Some may wonder why the binary option came into being. In other words, what purpose do binary options serve in the global financial markets?
We have already shown what purpose an option can serve (click here to go to that article). Namely, it can help an investor hedge an investment by offering him or her the opportunity to purchase a commodity at a future date for a predetermined price.
So, what financial purpose does the binary option serve?
The basic financial principles underlying the binary option is that it can serve as an indication of the general public’s confidence or lack thereof in the value of a particular asset and it can also limit an investor’s risk by hedging a longer-term investment.
Let’s discuss how a binary option can indicate confidence in a financial asset with an example: if the vast majority of people purchasing binary options contracts on Microsoft stock are taking the position that the stock price will be LOWER than the current trading price in one week’s time, that is a strong indication that the overall sentiment of the trading public is that the value of the Microsoft stock is decreasing.
If, on the other hand, the vast majority of people purchasing binary options contracts on Microsoft stock are taking the position that the stock price will be HIGHER than the current trading price in one week’s time, that is a strong indication that the overall sentiment of the trading public is that value of the Microsoft stock is increasing.
This information can help inform traders and investors about the general sentiment on a specific asset in order for them to decide whether or not to buy or sell the asset in question.

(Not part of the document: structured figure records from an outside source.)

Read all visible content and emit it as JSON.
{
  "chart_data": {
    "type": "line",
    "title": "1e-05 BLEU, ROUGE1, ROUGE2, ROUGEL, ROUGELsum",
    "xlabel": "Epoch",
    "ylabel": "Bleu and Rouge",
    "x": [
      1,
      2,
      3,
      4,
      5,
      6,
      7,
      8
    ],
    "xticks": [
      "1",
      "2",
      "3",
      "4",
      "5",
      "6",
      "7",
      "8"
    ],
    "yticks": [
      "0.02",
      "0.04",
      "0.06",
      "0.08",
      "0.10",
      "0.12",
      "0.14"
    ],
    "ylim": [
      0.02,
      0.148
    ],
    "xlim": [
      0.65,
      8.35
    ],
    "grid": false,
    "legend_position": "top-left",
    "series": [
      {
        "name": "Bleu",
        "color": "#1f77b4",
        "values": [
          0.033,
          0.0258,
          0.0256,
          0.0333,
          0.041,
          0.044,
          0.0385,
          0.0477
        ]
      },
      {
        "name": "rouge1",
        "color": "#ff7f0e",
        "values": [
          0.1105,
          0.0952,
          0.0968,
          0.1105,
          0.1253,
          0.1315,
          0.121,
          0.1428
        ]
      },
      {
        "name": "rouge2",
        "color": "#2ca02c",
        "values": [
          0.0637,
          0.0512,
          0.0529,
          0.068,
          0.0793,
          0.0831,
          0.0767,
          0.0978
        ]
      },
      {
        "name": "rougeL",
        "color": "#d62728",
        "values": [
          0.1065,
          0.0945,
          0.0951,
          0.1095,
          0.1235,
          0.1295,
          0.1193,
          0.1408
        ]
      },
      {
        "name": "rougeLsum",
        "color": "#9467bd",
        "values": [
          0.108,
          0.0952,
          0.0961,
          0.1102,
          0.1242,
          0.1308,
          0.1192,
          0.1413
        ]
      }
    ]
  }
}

Hedge long-term investment
Another financial purpose that a binary option can serve is that it can help investors hedge longer-term investments with a short-term one. Let’s say, for example, that Trader A takes a long position on EUR/USD meaning that he purchases euros under the assumption that the currency will increase in value vis-a-vis the dollar with the goal of then selling those euros at a profit.
Soon after purchasing the EUR/USD, Trader A realizes that his intuition on the euro rising in value may have been mistaken so he decides to invest in a DOWN position on an EUR/USD binary option that pays out 75% of the investment amount.
If Trader’s A initial assumption that the euro would increase in value was correct, he will profit from the long position on EUR/USD. If, however, his initial intuition was incorrect and the euro begins losing value vis-a-vis the US dollar, he will still profit from the DOWN position on the binary option contract in the short-term. Moreover, Trader A can then hold his long position on EUR/USD until the euro begins to gain value again.
In this way, Trader A has hedged his longer-term EUR/USD investment with a short-term binary option investment thus limiting the risk of an unprofitable investment.